What is the pervasive fear, several wondered, of sanctioning exit exams in gatekeeper courses?

“Faculty fear,” suggested Ott, “that we will have to teach to a test. However, we always, in fact, teach to a test. The question is ‘Whose test do we teach to?’”

“Do we even know what works?” asked another. She cited a prominent brain researcher from Yale who is using functional MRIs to find out, finally, how dyslexic children’s brains differ from those of others. She cited an effective technique, used by a teacher of her own dyslexic son, demanding repeated reflection on the passage he had just read.

“One thing that the film showed,” another instructor observed, “is that training in developmental education increased the pass rates of students.
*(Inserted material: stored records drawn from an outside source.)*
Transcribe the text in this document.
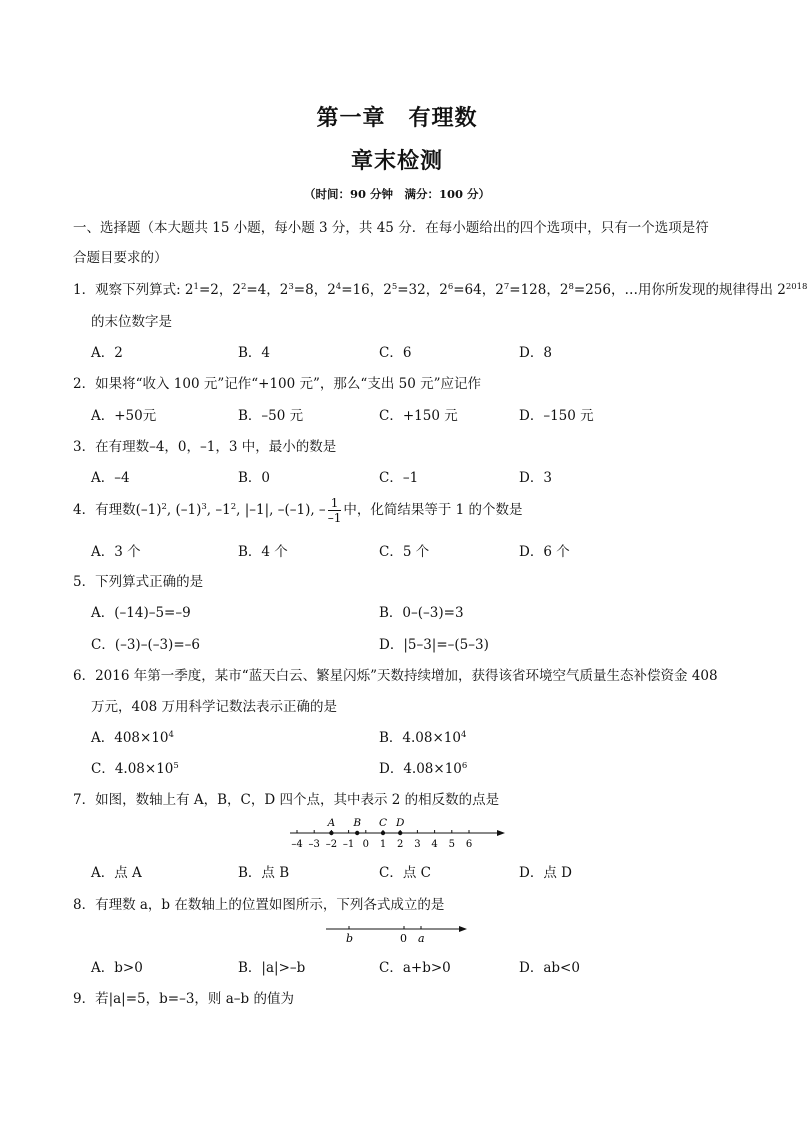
第一章　有理数
章末检测
（时间：90 分钟　满分：100 分）
一、选择题（本大题共 15 小题，每小题 3 分，共 45 分．在每小题给出的四个选项中，只有一个选项是符
合题目要求的）
1．观察下列算式: $2^1=2$，$2^2=4$，$2^3=8$，$2^4=16$，$2^5=32$，$2^6=64$，$2^7=128$，$2^8=256$，…用你所发现的规律得出 $2^{2018}$
的末位数字是
A．2	B．4	C．6	D．8
2．如果将“收入 100 元”记作“+100 元”，那么“支出 50 元”应记作
A．+50元	B．–50 元	C．+150 元	D．–150 元
3．在有理数–4，0，–1，3 中，最小的数是
A．–4	B．0	C．–1	D．3
4．有理数$(-1)^2$, $(-1)^3$, $-1^2$, |–1|, –(–1), – $\frac{1}{-1}$ 中，化简结果等于 1 的个数是
A．3 个	B．4 个	C．5 个	D．6 个
5．下列算式正确的是
A．(–14)–5=–9	B．0–(–3)=3
C．(–3)–(–3)=–6	D．|5–3|=–(5–3)
6．2016 年第一季度，某市“蓝天白云、繁星闪烁”天数持续增加，获得该省环境空气质量生态补偿资金 408
万元，408 万用科学记数法表示正确的是
A．$408\times 10^4$	B．$4.08\times 10^4$
C．$4.08\times 10^5$	D．$4.08\times 10^6$
7．如图，数轴上有 A，B，C，D 四个点，其中表示 2 的相反数的点是
–4 –3 –2 –1 0 1 2 3 4 5 6
A B C D
A．点 A	B．点 B	C．点 C	D．点 D
8．有理数 a，b 在数轴上的位置如图所示，下列各式成立的是
b	0 a
A．b>0	B．|a|>–b	C．a+b>0	D．ab<0
9．若|a|=5，b=–3，则 a–b 的值为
How, then, do we get people who want to teach just Developmental English?”

“I’m not sure,” Ott responded, “that I’d want just Developmental Ed faculty, but those who teach in the program need to accept certain responsibilities.” He added that although the capacity for metacognition isn’t in full force until one’s early twenties, “it’s a very powerful thing to get students to think about what they’re doing.”

Several instructors returned to the character “Crystal,” the student who needed time to be self-reflective. “If she had possessed that time,” mused one, “she would have been able to figure out her problems.”

“But if young kids are neurologically quick to grasp certain things—syntax, vocabulary, idioms—how can we get adult students to learn them in one semester?” posed another. “How exactly does the brain learn when students are in their late teens and early twenties?”

If the answer isn’t clear, added one, what is patently unfair “is to pass English 098 students who aren’t ready for English 101.”

What is fair, added Ott, is “for students to see what minimum competencies have been established for each course and to know that these are accepted. They should be able to see essays written by English 098 students that show that they’re ready for English 101. I know I could do a holistic evaluation of such an essay and tell whether or not the student is ready for English 101.”

One instructor wondered if gender-separate sections of gatekeeper courses had ever been attempted. Although some wondered if the ACLA would protest such ventures, a few noted that several gender-separate charter schools had recently been approved in Philadelphia. ”If it’s a truism that empirical research in our field (basic writing) is so difficult to conduct,why, then,” asked another instructor, “do we seem to hold such firm assumptions about certain practices?” She cited the film’s tendency, for example, to depict the class conducted via group-work as inherently superior to the class dominated by lecture. “For that matter, what is the meaning of that ubiquitous term, ‘student-centered learning?’ Isn’t any successful learning student-centered’?”

“I wouldn’t rule out lecture as a potentially effective mode of teaching,” said Ott. That there is lecture and lecture—one style governed by detachment and little eye contact with students—another that is more animated and visceral, punctuated by questions—most agreed.

“There is some evidence in social science,” interjected another, “that students who are forced to play the role of teacher learn a great deal from that process.”

One instructor cited a paradigm for developmental writing that Temple, decades ago, had used for its Developmental Writing course, under the acronym “ELECT” (English Language Enrichment Center at Temple), which allowed students, while attending regular classes for the course, to pass it as soon as they had written, on site, in a well-proctored lab, four essays deemed passing by the student’s instructor as well as one other. Although that program, in her opinion, could have been better administered, she suggested that such a model might help CCP students who need to repeat English 098 or 101—allowing them, with motivation, to pass the course in six to seven weeks.

Ott reiterated his optimism about the strides CCP can make via “Achieving the Dream” and thanked instructors for their thoughts on its gatekeeper courses.